We headed out of the stop-and-go-traffic of Highland Park and got to the open road. The Silver Bullet—as I liked to call her—ate up the interstate, getting closer and closer to Ratcliffe.

A few miles in, I glanced in the rearview mirror. A grey Mercedes had been tailing us since we’d left, and I hadn’t missed that it had made every turn I had. I sped up and so did they.

I squirmed a little in my seat. The only people who drove expensive imports were people like Cuba or the wrong kind from my neighborhood. I doubted anyone in Cuba’s life would follow us, which led me to believe it might be Barinsky’s men. My stomach twisted at that thought, wondering if they’d been in Highland Park looking for me.

I checked the mirror again, relived when I saw that the car had fallen back a few lengths. It was probably just a coincidence.

A few minutes later, I took the ramp and turned onto 54th Street, trying to imagine my part of town through Cuba’s eyes. Masked by darkness, much of the underbelly was hidden beneath the night, but there was no misconstruing the hookers on the corners or the homeless with their cardboard boxes. As we drove by, neon signs from the stores flashed, from the red lights of the liquor store to the blinking yellow sign above the Chinese diner.

It almost looked pretty, but it wasn’t.

Soon, we’d be out of here.

“I live in Ratcliffe,” I announced. “You got a problem with that?”

“I know where you’re from,” he replied. “It isn’t where you live, but how you live that matters.”

“Easy to say when you’re rich.”

He grunted. “I never judged you for being poor, so don’t judge me for being rich. And maybe you have more important things than money.”

I remembered his mother again and softened. “Cuba, I know what today is. I’m sorry about your mom.”

He winced but gave me a short nod as he scratched at the leather seats. “I—I never mentioned it when we were together, but I had a sister once. Cara. She died five years ago when she was six. I was thirteen.”

I blinked. A sister?

“I had no idea,” I said, shooting him a quick glance. The moment between us felt big, maybe because he was opening up to me, and I don’t think he talked about his feelings much to anyone.

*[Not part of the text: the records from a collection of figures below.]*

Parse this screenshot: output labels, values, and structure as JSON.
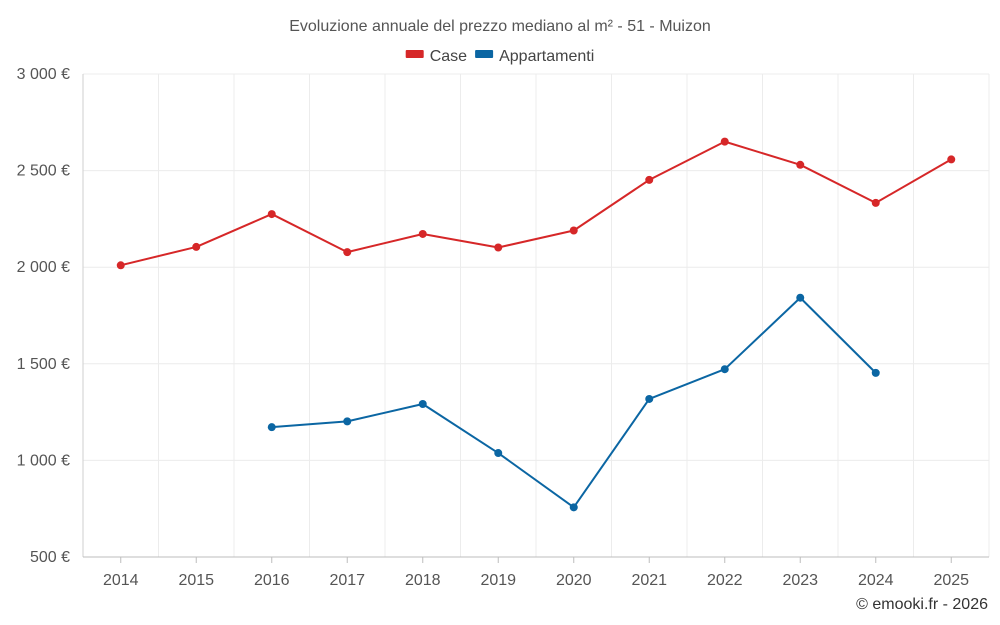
{
  "chart_data": {
    "type": "line",
    "title": "Evoluzione annuale del prezzo mediano al m² - 51 - Muizon",
    "categories": [
      "2014",
      "2015",
      "2016",
      "2017",
      "2018",
      "2019",
      "2020",
      "2021",
      "2022",
      "2023",
      "2024",
      "2025"
    ],
    "series": [
      {
        "name": "Case",
        "color": "#d62728",
        "values": [
          2010,
          2105,
          2275,
          2078,
          2172,
          2102,
          2190,
          2452,
          2650,
          2530,
          2333,
          2558
        ]
      },
      {
        "name": "Appartamenti",
        "color": "#0b66a3",
        "values": [
          null,
          null,
          1172,
          1202,
          1292,
          1038,
          757,
          1318,
          1472,
          1842,
          1453,
          null
        ]
      }
    ],
    "y_ticks": [
      500,
      1000,
      1500,
      2000,
      2500,
      3000
    ],
    "y_tick_labels": [
      "500 €",
      "1 000 €",
      "1 500 €",
      "2 000 €",
      "2 500 €",
      "3 000 €"
    ],
    "ylim": [
      500,
      3000
    ],
    "xlabel": "",
    "ylabel": "",
    "grid": true,
    "legend_position": "top-center"
  },
  "credit": "© emooki.fr - 2026"
}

He stared out at the night. “It happened before you came to BA.”

“What happened? If you want to talk about it?”

He fidgeted, his hands clutching his knees. “I watched her die right in front of me. Her death was the worst thing I’d ever seen.”

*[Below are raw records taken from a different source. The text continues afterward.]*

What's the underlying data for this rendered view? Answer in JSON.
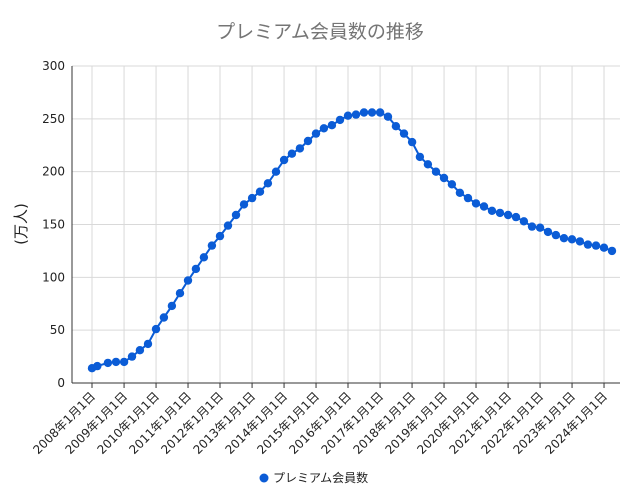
{
  "chart_data": {
    "type": "line",
    "title": "プレミアム会員数の推移",
    "ylabel": "(万人)",
    "xlabel": "",
    "ylim": [
      0,
      300
    ],
    "yticks": [
      0,
      50,
      100,
      150,
      200,
      250,
      300
    ],
    "grid": true,
    "legend": "bottom",
    "x_range": [
      "2008-01-01",
      "2024-04-01"
    ],
    "x_tick_labels": [
      "2008年1月1日",
      "2009年1月1日",
      "2010年1月1日",
      "2011年1月1日",
      "2012年1月1日",
      "2013年1月1日",
      "2014年1月1日",
      "2015年1月1日",
      "2016年1月1日",
      "2017年1月1日",
      "2018年1月1日",
      "2019年1月1日",
      "2020年1月1日",
      "2021年1月1日",
      "2022年1月1日",
      "2023年1月1日",
      "2024年1月1日"
    ],
    "series": [
      {
        "name": "プレミアム会員数",
        "color": "#0b5cd6",
        "points": [
          [
            "2008-01-01",
            14
          ],
          [
            "2008-03-01",
            16
          ],
          [
            "2008-07-01",
            19
          ],
          [
            "2008-10-01",
            20
          ],
          [
            "2009-01-01",
            20
          ],
          [
            "2009-04-01",
            25
          ],
          [
            "2009-07-01",
            31
          ],
          [
            "2009-10-01",
            37
          ],
          [
            "2010-01-01",
            51
          ],
          [
            "2010-04-01",
            62
          ],
          [
            "2010-07-01",
            73
          ],
          [
            "2010-10-01",
            85
          ],
          [
            "2011-01-01",
            97
          ],
          [
            "2011-04-01",
            108
          ],
          [
            "2011-07-01",
            119
          ],
          [
            "2011-10-01",
            130
          ],
          [
            "2012-01-01",
            139
          ],
          [
            "2012-04-01",
            149
          ],
          [
            "2012-07-01",
            159
          ],
          [
            "2012-10-01",
            169
          ],
          [
            "2013-01-01",
            175
          ],
          [
            "2013-04-01",
            181
          ],
          [
            "2013-07-01",
            189
          ],
          [
            "2013-10-01",
            200
          ],
          [
            "2014-01-01",
            211
          ],
          [
            "2014-04-01",
            217
          ],
          [
            "2014-07-01",
            222
          ],
          [
            "2014-10-01",
            229
          ],
          [
            "2015-01-01",
            236
          ],
          [
            "2015-04-01",
            241
          ],
          [
            "2015-07-01",
            244
          ],
          [
            "2015-10-01",
            249
          ],
          [
            "2016-01-01",
            253
          ],
          [
            "2016-04-01",
            254
          ],
          [
            "2016-07-01",
            256
          ],
          [
            "2016-10-01",
            256
          ],
          [
            "2017-01-01",
            256
          ],
          [
            "2017-04-01",
            252
          ],
          [
            "2017-07-01",
            243
          ],
          [
            "2017-10-01",
            236
          ],
          [
            "2018-01-01",
            228
          ],
          [
            "2018-04-01",
            214
          ],
          [
            "2018-07-01",
            207
          ],
          [
            "2018-10-01",
            200
          ],
          [
            "2019-01-01",
            194
          ],
          [
            "2019-04-01",
            188
          ],
          [
            "2019-07-01",
            180
          ],
          [
            "2019-10-01",
            175
          ],
          [
            "2020-01-01",
            170
          ],
          [
            "2020-04-01",
            167
          ],
          [
            "2020-07-01",
            163
          ],
          [
            "2020-10-01",
            161
          ],
          [
            "2021-01-01",
            159
          ],
          [
            "2021-04-01",
            157
          ],
          [
            "2021-07-01",
            153
          ],
          [
            "2021-10-01",
            148
          ],
          [
            "2022-01-01",
            147
          ],
          [
            "2022-04-01",
            143
          ],
          [
            "2022-07-01",
            140
          ],
          [
            "2022-10-01",
            137
          ],
          [
            "2023-01-01",
            136
          ],
          [
            "2023-04-01",
            134
          ],
          [
            "2023-07-01",
            131
          ],
          [
            "2023-10-01",
            130
          ],
          [
            "2024-01-01",
            128
          ],
          [
            "2024-04-01",
            125
          ]
        ]
      }
    ]
  }
}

Horrible scenarios flashed in my head, but I kept silent, waiting.

His head turned to me, and our eyes clung for a moment until I had to look back at the road. The intensity of the emotion I read on his face made me want to pull over and give him my full attention. It made me want to comfort him, hold him.

But I couldn’t do that. He hadn’t wanted my sympathy at lunch.

Yet, I was tempted to reach across the space that divided us and maybe grasp his hand. My heart had been walled up when it came to him this morning, but somehow in the space of a few minutes…

No. I clutched the gearshift instead.

“I’m sorry, Cuba. That must have been tough.”

“Yeah.” His voice was raw, his pain a visceral thing.

We were silent for the next ten minutes, each in our own thoughts. I kept thinking about him and his sister, picturing Cuba holding a dying little girl with soft curls like his. What had happened to her? Was it some awful disease like cancer?